Layoffs at Oracle Corporation continued for a second day in India, with fresh rounds underway at its key subsidiaries, including Oracle India and Oracle Financial Services Software, even as the company moves to aggressively cut costs amid delays and pressures linked to its artificial intelligence push.
People familiar with the matter said the scale of the global layoffs will be higher than 30,000, with India already accounting for around 12,000 impacted employees. Another round of cuts initiated on Wednesday at Oracle Financial Services is expected to push the India tally higher, with the process likely to continue over the coming weeks.
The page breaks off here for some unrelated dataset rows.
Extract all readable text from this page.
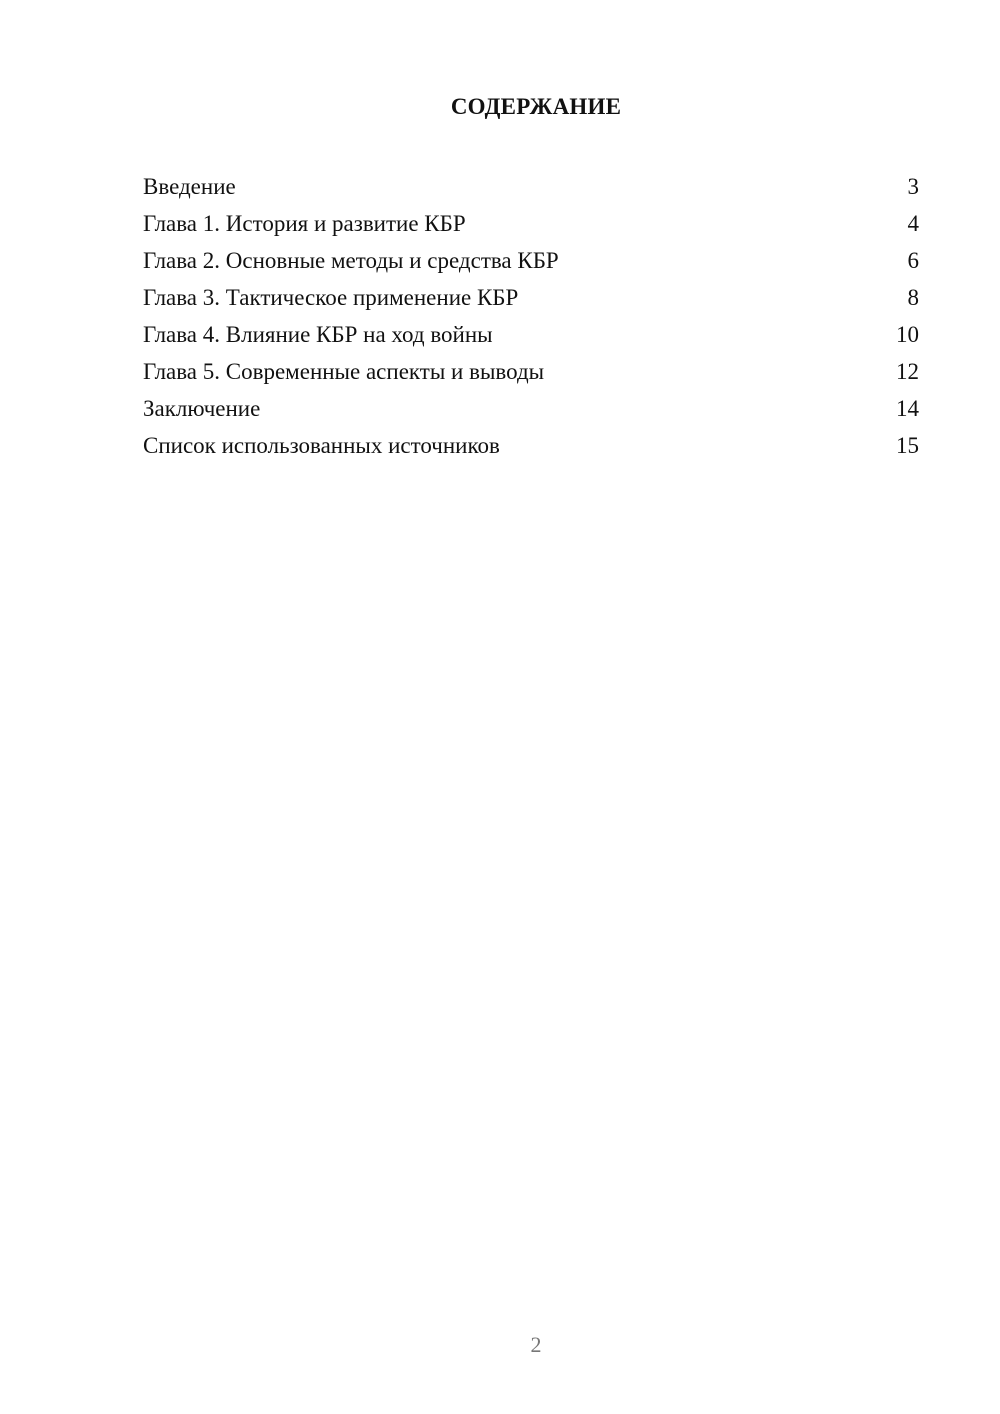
СОДЕРЖАНИЕ
Введение	3
Глава 1. История и развитие КБР	4
Глава 2. Основные методы и средства КБР	6
Глава 3. Тактическое применение КБР	8
Глава 4. Влияние КБР на ход войны	10
Глава 5. Современные аспекты и выводы	12
Заключение	14
Список использованных источников	15
2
The layoffs are part of a broader restructuring that Oracle is expected to complete by the end of its fiscal year in May. The company is yet to officially comment on the exercise.
India, which houses close to 50,000 Oracle employees across cities such as Bengaluru, Hyderabad, Chennai, Pune, Kolkata, Mumbai and Noida, is the company’s largest workforce base outside the United States. As a result, the impact of the restructuring is disproportionately high in the country and is expected to remain so as the exercise progresses. Similar cuts are likely to follow in other regions, including Asia-Pacific and Australia, although at relatively smaller scales.
Employees said the layoffs are being executed in a staggered but swift manner, with termination emails being sent early in the day, followed by immediate revocation of system access. Several teams across application engineering, cloud, consulting and finance functions have been affected.
The restructuring comes at a time when Oracle’s aggressive bet onAI infrastructure is facing execution challenges. The company has committed significant capital towards building large data centres and scaling cloud capabilities, but delays in closing and executing large AI-linked deals have weighed on investor sentiment. Oracle’s stock on the New York Stock Excange has declined sharply over the past year, even as it reported quarterly revenue of $17.2 billion in its most recent results.
Analysts have indicated that deep workforce cuts are central to Oracle’s effort to generate the cash flows required to fund its AI expansion. Estimates suggest that trimming up to 30,000 jobs could help the company free up billions of dollars needed for infrastructure investments.
Shift to AI-Driven Coding
The company has also signalled a structural shift in its workforce strategy. In recent filings, Oracle said advances in AI-driven coding are enabling it to build software with fewer engineers, prompting a move towards smaller and more productive teams. The company expects restructuring costs, including severance, to rise to as much as $2.1 billion in fiscal 2026.
Funding the AI Pivot
The AI pivot, however, has not been without setbacks. Oracle’s participation in the $500 billion Stargate initiative, alongside OpenAI and SoftBank Group, has seen delays linked to financing constraints. Reports of stalled data centre projects in the US have added to concerns around execution, even as the company has denied any rollback.
Industry executives said the current round of layoffs reflects a correction following aggressive hiring during the post-pandemic period, when Oracle’s workforce expanded sharply. The latest cuts, which follow smaller layoffs in Mexico and Canada last week, indicate that the restructuring is global in nature but more deeply felt in markets such as India, where a large share of roles are concentrated in engineering and support functions.
Employees affected in India are being placed on garden leave and offered severance packages linked to tenure, typically including a few months of pay. However, uncertainty remains over the final scale of the cuts, with insiders indicating that further rounds cannot be ruled out before the fiscal year closes.